Müracaatçıların algı yanılsamaları olmadığı için bu madde üzerinde çalışma yapılmamıştır. Yine hem geştalt hem de sosyal hizmette yer alan şimdi ve burada ilkesi çerçevesinde müracaatçıların yaşadığı sorunlar yaşadıkları zaman itibariyle değerlendirilmiş ve yaşadıkları güncel durum üzerinde çalışma yapılmıştır. Özetle ele alınan vakada geştalt kuramı kullanılmaya çalışılmıştır ve başarılı sonuçların alınması için mesleki disiplinler arasında işbirliği yapılmıştır. Müracaatçıların toplu bakım esasına dayalı kurum bakımından alınıp tekrardan aile ortamına(şimdilik kardeşinin evi bile olsa) yerleşmesinin sağlanmış olması ve yaklaşımın ve sosyal hizmetin bir başarısı olarak değerlendirilebilir.
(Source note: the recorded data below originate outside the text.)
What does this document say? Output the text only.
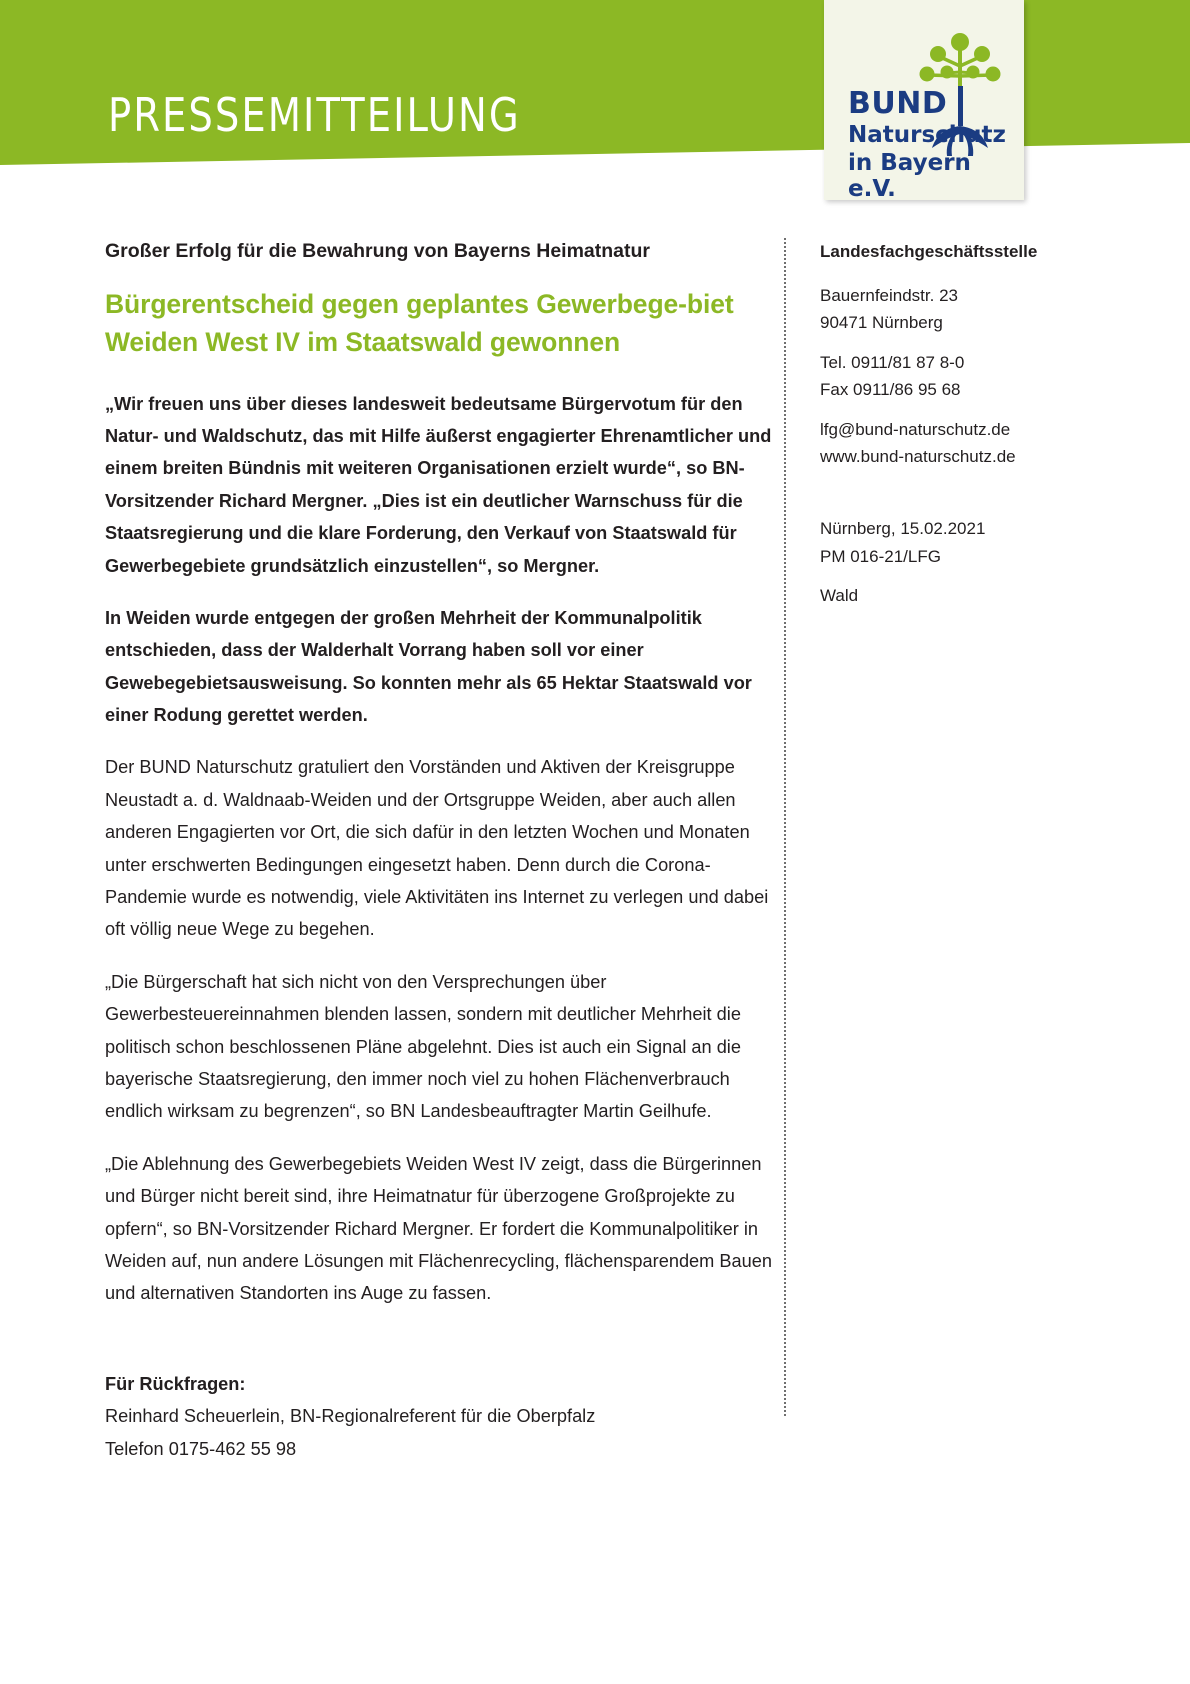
PRESSEMITTEILUNG	BUND
Naturschutz
in Bayern e.V.

Großer Erfolg für die Bewahrung von Bayerns Heimatnatur

Bürgerentscheid gegen geplantes Gewerbege-biet Weiden West IV im Staatswald gewonnen

„Wir freuen uns über dieses landesweit bedeutsame Bürgervotum für den Natur- und Waldschutz, das mit Hilfe äußerst engagierter Ehrenamtlicher und einem breiten Bündnis mit weiteren Organisationen erzielt wurde“, so BN-Vorsitzender Richard Mergner. „Dies ist ein deutlicher Warnschuss für die Staatsregierung und die klare Forderung, den Verkauf von Staatswald für Gewerbegebiete grundsätzlich einzustellen“, so Mergner.

In Weiden wurde entgegen der großen Mehrheit der Kommunalpolitik entschieden, dass der Walderhalt Vorrang haben soll vor einer Gewebegebietsausweisung. So konnten mehr als 65 Hektar Staatswald vor einer Rodung gerettet werden.

Der BUND Naturschutz gratuliert den Vorständen und Aktiven der Kreisgruppe Neustadt a. d. Waldnaab-Weiden und der Ortsgruppe Weiden, aber auch allen anderen Engagierten vor Ort, die sich dafür in den letzten Wochen und Monaten unter erschwerten Bedingungen eingesetzt haben. Denn durch die Corona-Pandemie wurde es notwendig, viele Aktivitäten ins Internet zu verlegen und dabei oft völlig neue Wege zu begehen.

„Die Bürgerschaft hat sich nicht von den Versprechungen über Gewerbesteuereinnahmen blenden lassen, sondern mit deutlicher Mehrheit die politisch schon beschlossenen Pläne abgelehnt. Dies ist auch ein Signal an die bayerische Staatsregierung, den immer noch viel zu hohen Flächenverbrauch endlich wirksam zu begrenzen“, so BN Landesbeauftragter Martin Geilhufe.

„Die Ablehnung des Gewerbegebiets Weiden West IV zeigt, dass die Bürgerinnen und Bürger nicht bereit sind, ihre Heimatnatur für überzogene Großprojekte zu opfern“, so BN-Vorsitzender Richard Mergner. Er fordert die Kommunalpolitiker in Weiden auf, nun andere Lösungen mit Flächenrecycling, flächensparendem Bauen und alternativen Standorten ins Auge zu fassen.

Für Rückfragen:

Reinhard Scheuerlein, BN-Regionalreferent für die Oberpfalz

Telefon 0175-462 55 98

Landesfachgeschäftsstelle

Bauernfeindstr. 23

90471 Nürnberg

Tel. 0911/81 87 8-0

Fax 0911/86 95 68

lfg@bund-naturschutz.de

www.bund-naturschutz.de

Nürnberg, 15.02.2021

PM 016-21/LFG

Wald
8.DEĞERLENDİRME VE SONUÇ Almancada bütün anlamına gelen Geştalt kelimesi bu psikologların oluşturduğu akımın ismi olmuştur. Geştalt akımına göre, bir deneyimin bütünü, onun parçalarının toplamıyla aynı değildir. Bilinci anlamanın yolu, parçaları değil tüm deneyimi bir bütün olarak çalışmaktan geçmektedir. (Bernstein ve ark., 2006) Bu arada Geştalt Okulu hem Avrupa’da hem de Amerika Birleşik Devletleri’nde indirgemeciliğe karşı bir tavır sergilemektedir ve bütünün onu oluşturan parçalardan farklı olduğu ana fikri ile hem davranışçılık hem de yapısalcılık ekollerine eleştiriler getirmişlerdir. Daha sonraki yıllarda nadir çalışmalar görülmekle birlikte 2. Dünya Savaşı sırasında ve sonrasında sinyal işleme, bilgi kodlama ve iletişim üzerine yapılan çalışmalar bilimsel psikolojinin doğmasında çok önemli etkiler yapmıştırlar.
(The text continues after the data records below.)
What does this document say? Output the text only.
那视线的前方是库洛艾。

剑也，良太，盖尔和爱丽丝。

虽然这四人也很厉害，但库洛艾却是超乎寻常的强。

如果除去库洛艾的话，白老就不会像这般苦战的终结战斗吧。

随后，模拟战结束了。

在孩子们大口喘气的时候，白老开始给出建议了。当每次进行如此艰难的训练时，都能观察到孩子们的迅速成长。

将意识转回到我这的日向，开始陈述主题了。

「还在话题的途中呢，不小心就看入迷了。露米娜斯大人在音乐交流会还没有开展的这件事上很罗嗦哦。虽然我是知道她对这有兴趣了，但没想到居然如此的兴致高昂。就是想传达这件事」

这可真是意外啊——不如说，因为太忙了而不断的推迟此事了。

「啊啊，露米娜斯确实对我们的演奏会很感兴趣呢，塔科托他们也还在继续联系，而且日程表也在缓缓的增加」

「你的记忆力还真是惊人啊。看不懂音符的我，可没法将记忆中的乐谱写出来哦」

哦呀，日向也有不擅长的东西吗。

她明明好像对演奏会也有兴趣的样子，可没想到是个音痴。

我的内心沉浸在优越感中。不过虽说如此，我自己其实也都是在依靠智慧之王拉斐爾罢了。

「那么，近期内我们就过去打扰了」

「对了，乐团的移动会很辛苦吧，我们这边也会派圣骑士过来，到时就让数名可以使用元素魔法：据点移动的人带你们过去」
Geştalt kuramı ve sosyal hizmet mesleği arasında anlamlı bir bütünlük ilişkisi bulunmaktadır. Yapılan çalışma kapsamında ele alınan vakada atıf yapılan benzerlikler, kesişim noktaları göstermektedir ki sosyal hizmet müdahalesi kapsamında çalışılacak vakalarda geştalt kuramından faydalanma imkânı her zaman mevcuttur. Bunun için bu kuramı tanımlamak, analiz etmek, özümsemek elzemdir. Aksi takdir de salt genel bilgilerle geştalt kuramını vakalara uygulamak oldukça güç olacaktır. Sosyal hizmet çalışmalarında da kullanılan Şimdi ve Burada ilkesi geştalt kuramında da kullanılmaktadır. Bu yönüyle kuram değerlendirildiğinde sosyal hizmet mesleğine yabancı olmadığını ve ortak öğeler bünyesinde barındırdığını belirtebiliriz. Geştalt kuramı, sosyal hizmet çalışmalarında öğrenmede güçlük çeken çocukları, boşanma ile alakalı yapılan mesleki çalışmalarda, aile içi sorunlar(geçimsizlik, şiddet, iletişim sorunları v.b), kriz yaratabilecek yaşam olaylarında(eşlerin ölümü, maddi kayıplar, evlilik gibi) kullanılabilecek bir kuramdır.
Çalışma boyunca geştalt kuramında yer alan öğrenme, algı süreçleri, algı yanılsamaları, kuramın temel ilkeleri üzerinde durulmuştur. Bunların yanında geştalt ve sosyal hizmet bilimi arasındaki temel ilişkiler üzerinde çalışılmış ve son olarak teorik bilginin, uygulamaya yansıması için sosyal hizmet kapsamında yer alan bir vaka geştalt kuramı bağlamında analiz edilmiştir ve olumlu çıktılara ulaşılmıştır.